Following criticism from the Freedom Party, Chancellor Wolfgang Schuessel of the conservative People’s Party has accepted a more gradual increase of the age of retirement.
The age of retirement for men will be increased from 61.5 to 65 years, and the age of retirement for women will be increased from 56.5 to 60 years. The increases are now to be introduced gradually from July 2004 to 2013.
Those who decide to retire early will see reductions in their gross pensions increased to 4.2% from the current 3.75%. On the other hand, those retiring later will receive a bonus.
Other reforms that were agreed include a reduction in the rate of contribution increase from 2% to 1.78%. Rather than taking effect in 2004, the reduction will now be made in four gradual steps up to 2006. Pension calculations are also to be amended.

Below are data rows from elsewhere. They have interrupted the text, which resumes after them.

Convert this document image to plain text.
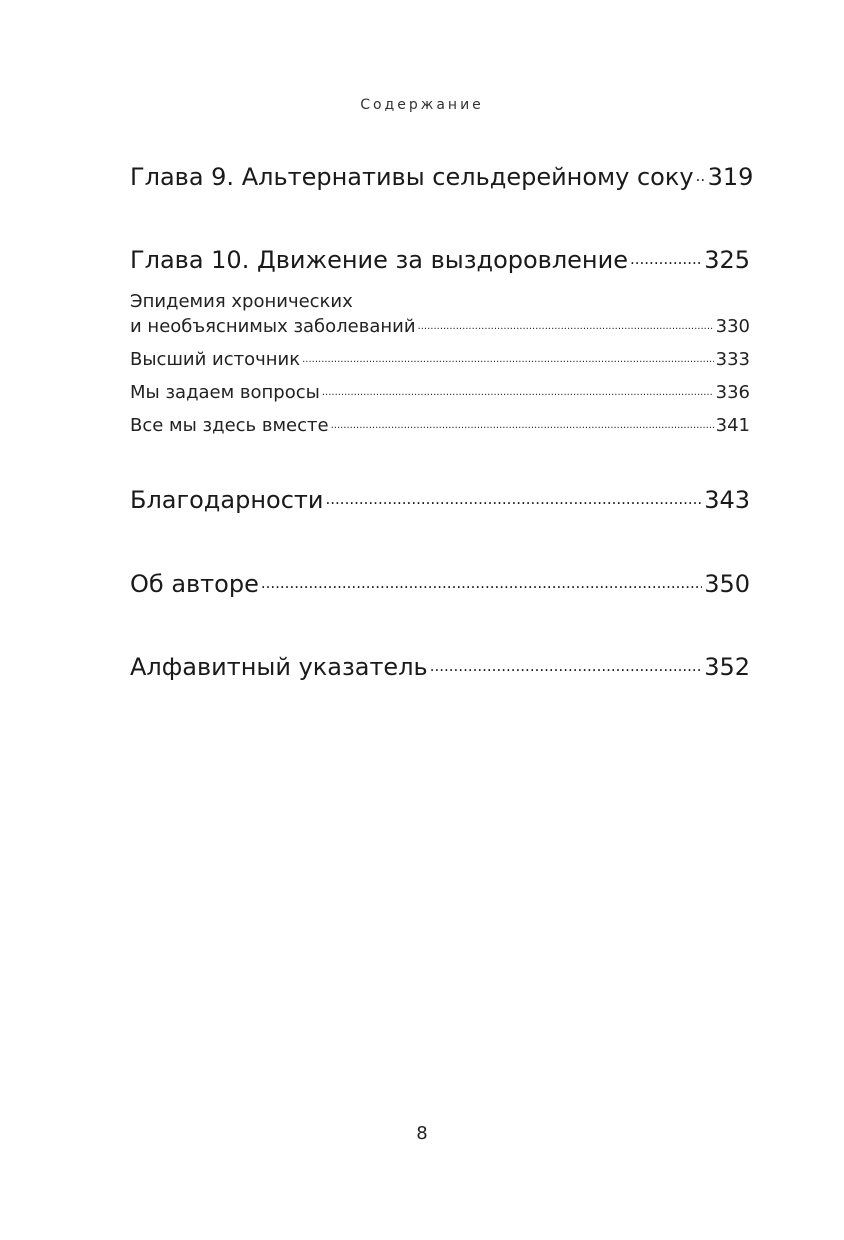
Содержание
Глава 9. Альтернативы сельдерейному соку ..... 319
Глава 10. Движение за выздоровление .....	325
Эпидемия хронических
и необъяснимых заболеваний .....	330
Высший источник .....	333
Мы задаем вопросы .....	336
Все мы здесь вместе .....	341
Благодарности .....	343
Об авторе .....	350
Алфавитный указатель .....	352
8
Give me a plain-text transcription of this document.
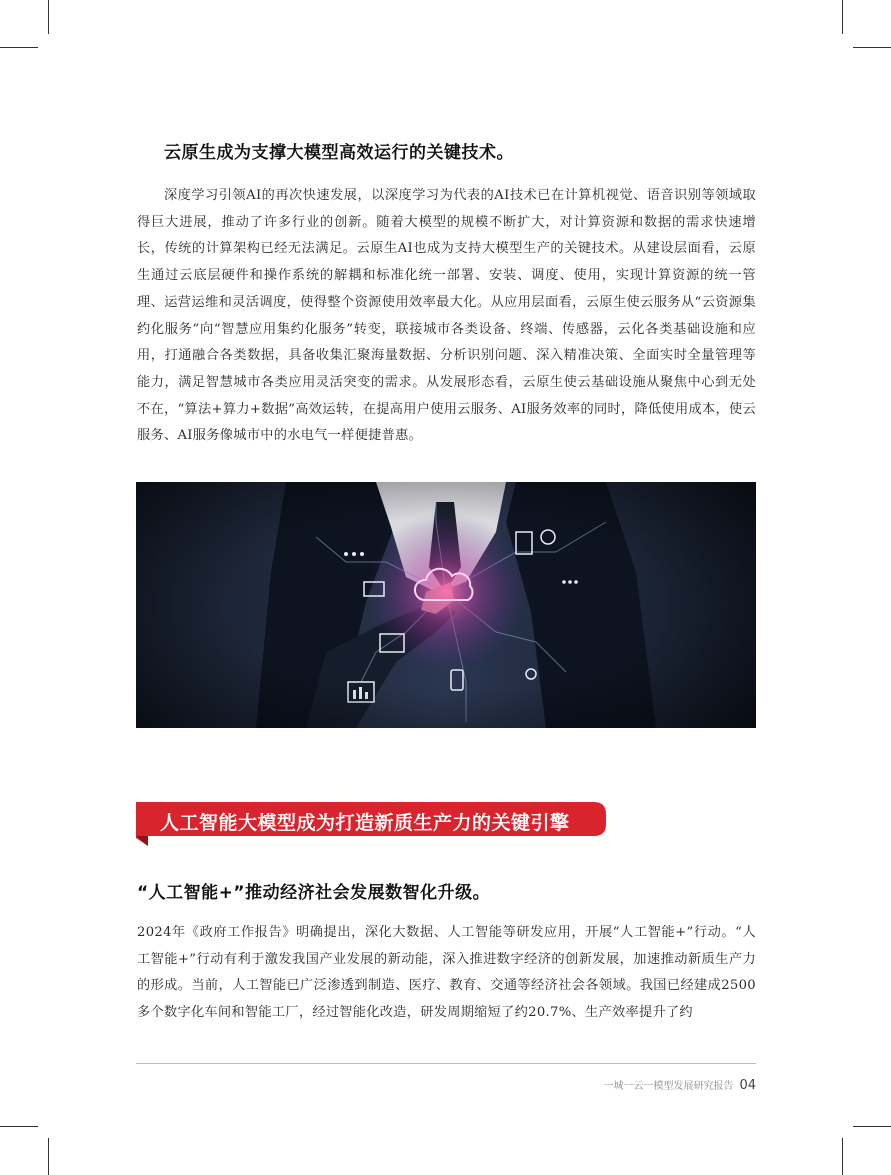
云原生成为支撑大模型高效运行的关键技术。
深度学习引领AI的再次快速发展，以深度学习为代表的AI技术已在计算机视觉、语音识别等领域取得巨大进展，推动了许多行业的创新。随着大模型的规模不断扩大，对计算资源和数据的需求快速增长，传统的计算架构已经无法满足。云原生AI也成为支持大模型生产的关键技术。从建设层面看，云原生通过云底层硬件和操作系统的解耦和标准化统一部署、安装、调度、使用，实现计算资源的统一管理、运营运维和灵活调度，使得整个资源使用效率最大化。从应用层面看，云原生使云服务从“云资源集约化服务”向“智慧应用集约化服务”转变，联接城市各类设备、终端、传感器，云化各类基础设施和应用，打通融合各类数据，具备收集汇聚海量数据、分析识别问题、深入精准决策、全面实时全量管理等能力，满足智慧城市各类应用灵活突变的需求。从发展形态看，云原生使云基础设施从聚焦中心到无处不在，“算法+算力+数据”高效运转，在提高用户使用云服务、AI服务效率的同时，降低使用成本，使云服务、AI服务像城市中的水电气一样便捷普惠。
人工智能大模型成为打造新质生产力的关键引擎
“人工智能+”推动经济社会发展数智化升级。
2024年《政府工作报告》明确提出，深化大数据、人工智能等研发应用，开展“人工智能+”行动。“人工智能+”行动有利于激发我国产业发展的新动能，深入推进数字经济的创新发展，加速推动新质生产力的形成。当前，人工智能已广泛渗透到制造、医疗、教育、交通等经济社会各领域。我国已经建成2500多个数字化车间和智能工厂，经过智能化改造，研发周期缩短了约20.7%、生产效率提升了约
一城一云一模型发展研究报告 04
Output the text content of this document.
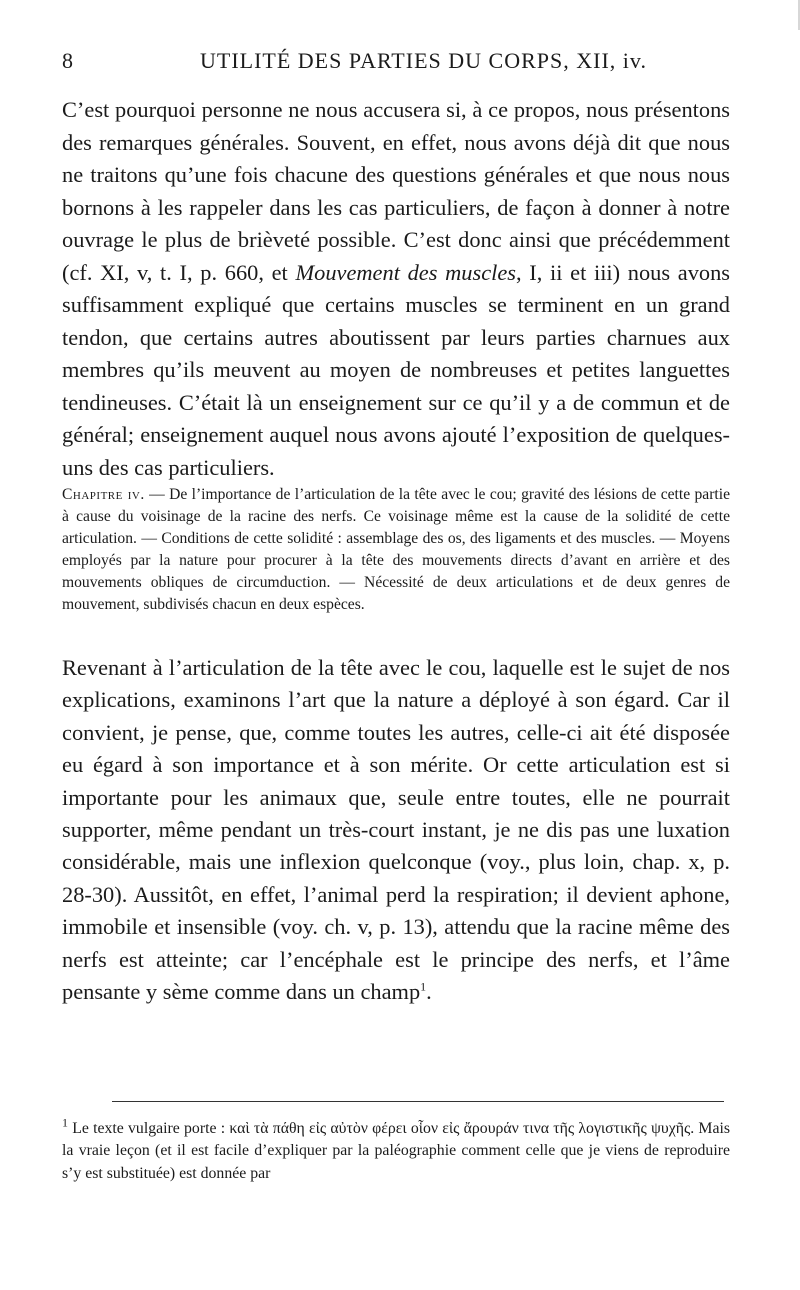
8	UTILITÉ DES PARTIES DU CORPS, XII, iv.
C’est pourquoi personne ne nous accusera si, à ce propos, nous présentons des remarques générales. Souvent, en effet, nous avons déjà dit que nous ne traitons qu’une fois chacune des questions générales et que nous nous bornons à les rappeler dans les cas particuliers, de façon à donner à notre ouvrage le plus de brièveté possible. C’est donc ainsi que précédemment (cf. XI, v, t. I, p. 660, et Mouvement des muscles, I, ii et iii) nous avons suffisamment expliqué que certains muscles se terminent en un grand tendon, que certains autres aboutissent par leurs parties charnues aux membres qu’ils meuvent au moyen de nombreuses et petites languettes tendineuses. C’était là un enseignement sur ce qu’il y a de commun et de général; enseignement auquel nous avons ajouté l’exposition de quelques-uns des cas particuliers.
Chapitre iv. — De l’importance de l’articulation de la tête avec le cou; gravité des lésions de cette partie à cause du voisinage de la racine des nerfs. Ce voisinage même est la cause de la solidité de cette articulation. — Conditions de cette solidité : assemblage des os, des ligaments et des muscles. — Moyens employés par la nature pour procurer à la tête des mouvements directs d’avant en arrière et des mouvements obliques de circumduction. — Nécessité de deux articulations et de deux genres de mouvement, subdivisés chacun en deux espèces.
Revenant à l’articulation de la tête avec le cou, laquelle est le sujet de nos explications, examinons l’art que la nature a déployé à son égard. Car il convient, je pense, que, comme toutes les autres, celle-ci ait été disposée eu égard à son importance et à son mérite. Or cette articulation est si importante pour les animaux que, seule entre toutes, elle ne pourrait supporter, même pendant un très-court instant, je ne dis pas une luxation considérable, mais une inflexion quelconque (voy., plus loin, chap. x, p. 28-30). Aussitôt, en effet, l’animal perd la respiration; il devient aphone, immobile et insensible (voy. ch. v, p. 13), attendu que la racine même des nerfs est atteinte; car l’encéphale est le principe des nerfs, et l’âme pensante y sème comme dans un champ$^1$.
$^1$ Le texte vulgaire porte : καὶ τὰ πάθη εἰς αὐτὸν φέρει οἷον εἰς ἄρουράν τινα τῆς λογιστικῆς ψυχῆς. Mais la vraie leçon (et il est facile d’expliquer par la paléographie comment celle que je viens de reproduire s’y est substituée) est donnée par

Although the changes to the reform mean that savings for the government budget from 2006 onwards will be reduced from E1.1bn to E700m, the European Commission has praised the reforms in terms of Austria’s commitment to the stability and growth pact.
“Austria’s_stability programme deserves credit for presenting a major reform of the public pension system. If fully implemented, this would help considerably to put Austria’s public finances on a sustainable footing in the longer term,” said an assessment report by the European Commission.
Austria’s debt-to-GDP ratio is expected to fall below 60% by 2007. It is presently at almost 68%. Deficits over the entire programme period are foreseen as exceeding 1% of GDP in three out of the five years.
Austria’s pensions reforms will be presented in Parliament on June 14.